03 March 2011
I never thought I'd ever agree with "Reverend" Fred Phelps and his Kansas-based Westboro Baptist flock of bigots about anything. But yesterday I came to the awkward realization that the impossible has happened.
Yesterday, the U.S. Supreme Court ruled that Westboro's disgusting picketing at military funerals is protected under the First Amendment. The ruling was the result of a court case filed by the father of Matthew Snyder, a soldier who was killed in Iraq in 2006. As the Washington Post explains, Albert Snyder accused the Westboro group of "intentionally inflicting emotional distress" both by picketing his son's funeral and by posting "a poem on the church's website that attacked Matthew's parents for the way they brought up their son."

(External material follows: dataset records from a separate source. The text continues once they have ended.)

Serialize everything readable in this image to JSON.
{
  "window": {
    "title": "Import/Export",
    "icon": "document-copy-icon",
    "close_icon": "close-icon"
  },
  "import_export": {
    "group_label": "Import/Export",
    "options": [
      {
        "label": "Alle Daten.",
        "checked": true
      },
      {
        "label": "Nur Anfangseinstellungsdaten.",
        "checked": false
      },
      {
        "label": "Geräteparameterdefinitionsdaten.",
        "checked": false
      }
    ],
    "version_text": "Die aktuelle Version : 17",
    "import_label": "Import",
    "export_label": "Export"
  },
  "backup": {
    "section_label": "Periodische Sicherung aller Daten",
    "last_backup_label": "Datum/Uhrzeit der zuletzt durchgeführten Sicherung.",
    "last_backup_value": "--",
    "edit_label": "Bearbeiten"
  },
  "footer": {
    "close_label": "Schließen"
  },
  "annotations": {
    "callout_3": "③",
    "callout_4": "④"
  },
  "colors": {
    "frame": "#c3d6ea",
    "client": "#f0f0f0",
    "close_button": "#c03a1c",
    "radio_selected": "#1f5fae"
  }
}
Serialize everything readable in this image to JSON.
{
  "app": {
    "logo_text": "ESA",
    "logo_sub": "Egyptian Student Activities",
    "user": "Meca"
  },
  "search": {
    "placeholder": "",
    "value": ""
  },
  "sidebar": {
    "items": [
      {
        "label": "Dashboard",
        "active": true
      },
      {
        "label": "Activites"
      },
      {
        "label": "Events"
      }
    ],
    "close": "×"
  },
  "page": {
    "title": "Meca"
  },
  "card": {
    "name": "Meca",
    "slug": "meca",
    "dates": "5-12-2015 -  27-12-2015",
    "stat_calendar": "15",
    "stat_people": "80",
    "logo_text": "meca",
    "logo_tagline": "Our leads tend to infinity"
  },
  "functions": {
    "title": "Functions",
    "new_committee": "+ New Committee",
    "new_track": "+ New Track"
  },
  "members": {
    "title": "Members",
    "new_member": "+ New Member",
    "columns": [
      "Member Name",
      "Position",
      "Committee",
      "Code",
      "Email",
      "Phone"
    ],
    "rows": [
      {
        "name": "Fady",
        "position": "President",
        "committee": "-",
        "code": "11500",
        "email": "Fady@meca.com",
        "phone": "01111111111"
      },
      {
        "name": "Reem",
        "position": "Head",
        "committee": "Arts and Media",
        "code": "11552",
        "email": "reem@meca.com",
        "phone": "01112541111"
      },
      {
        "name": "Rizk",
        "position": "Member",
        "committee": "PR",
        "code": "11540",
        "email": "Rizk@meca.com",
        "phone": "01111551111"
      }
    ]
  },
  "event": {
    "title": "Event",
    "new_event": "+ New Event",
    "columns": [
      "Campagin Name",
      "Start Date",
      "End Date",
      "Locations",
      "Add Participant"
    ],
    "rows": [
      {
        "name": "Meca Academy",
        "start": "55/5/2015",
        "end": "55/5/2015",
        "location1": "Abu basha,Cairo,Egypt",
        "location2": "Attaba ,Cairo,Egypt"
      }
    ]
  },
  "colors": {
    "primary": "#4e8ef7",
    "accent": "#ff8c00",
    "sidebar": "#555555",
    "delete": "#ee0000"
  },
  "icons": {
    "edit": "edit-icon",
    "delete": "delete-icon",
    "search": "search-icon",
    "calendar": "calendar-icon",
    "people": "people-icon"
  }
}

The Westboro folks, for those who are unfamiliar, typically picket military funerals as well as gay-rights events with their slogan "God hates fags". They believe that the military deaths are God's punishment for what they perceive as the nation's tolerance of homosexuality.
While my heart bleeds for Matthew's parents, I have to agree with the Court here. If they had ruled that the Westboro group cannot express their disgusting views, which group or individual would next be censored?
It brings to mind a phrase commonly attributed to Voltaire but actually coined by Evelyn Beatrice Hall in a biography of the French philosopher: "I disapprove of what you say, but I will defend to the death your right to say it."